Thanks Marianna for liking my question 🙂
I am also curious….
I can say that I do feel the wave of destruction has passed…. but i keep looking back, asking myself… was that me? who felt so much terror? How much of it was me? How much of it was outside events?
And it coincided with my PMS of course.
Perhaps PMS actually stands for Pluto Mars Syndrome?
Marianna-please be careful with that person.
Kashmiri, I know damn well that | should be careful…The good thing is that I’m less impulsive…he taught me the virtue of patience without realising it….
Would you mind telling me what is frightening you the most in this situation?
Thank you so much for you concern…I appreciate it….

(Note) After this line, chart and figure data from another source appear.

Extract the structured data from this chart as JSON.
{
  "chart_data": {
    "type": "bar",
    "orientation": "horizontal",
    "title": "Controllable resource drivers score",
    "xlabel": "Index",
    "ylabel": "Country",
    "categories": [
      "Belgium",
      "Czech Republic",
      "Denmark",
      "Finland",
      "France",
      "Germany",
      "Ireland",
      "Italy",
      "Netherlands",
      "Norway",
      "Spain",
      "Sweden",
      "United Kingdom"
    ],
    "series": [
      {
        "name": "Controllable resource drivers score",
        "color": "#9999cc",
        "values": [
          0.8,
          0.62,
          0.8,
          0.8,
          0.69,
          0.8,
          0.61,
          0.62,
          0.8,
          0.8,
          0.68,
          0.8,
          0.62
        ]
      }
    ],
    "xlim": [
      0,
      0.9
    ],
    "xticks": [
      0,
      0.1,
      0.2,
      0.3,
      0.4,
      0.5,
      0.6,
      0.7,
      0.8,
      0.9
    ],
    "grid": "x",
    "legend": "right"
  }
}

I haven’t felt anything YET. Pluto is right at the end of my 8th house, Mars went back into the 2nd house, and this opposition squares Venus-Pluto in late Virgo.
I’m sure it’s going to do with my secretive handling of money. I got a couple of speeding tickets, and I hid them from my husband. I managed to pay them off without him finding out, but if/when the insurance rates go up…there’s going to be a blowout.
Not looking forward to it…
Pluto was trining my Aries Sun last week. I think I came to a major breakthrough about my career and what I was put on this planet to do. We’ll see how this pans out.
well, the news reached me today. and one of them happened on monday.
none too close to me, just close enough and both similar and different enough to be incongruous.
my mother sent me the email for an old crush (and his brother, both my friends) along with a link to an article about his father committing suicide.
she also mentioned that the grandfather of one of the most malicious (to me) girls in my high school class was killed by his grandson.
two horrible things happening to two people i knew back when i was in high school. neither of whom have i spoken with in over a decade. who i have highly polarized emotional attachments to. a strange combination of grief and numbness.
i need to write to the two sons but i can’t string any words together yet. it’s too out of the blue at the moment. and the other thing has me feeling sick.
Moonpluto – Pluto/Mars Syndrome! *snert* I’m stealing it. 😀
so I’m curious now how everybody is/will be doing with this 3rd opposition next friday…
can you say burning in the fires of hell, or mad as hell?
(I also happen to have pluto transiting my natal mars during this fun opposition.)
I believe me state of quantom has been disturbed during this years winter solstice. Any thoughts?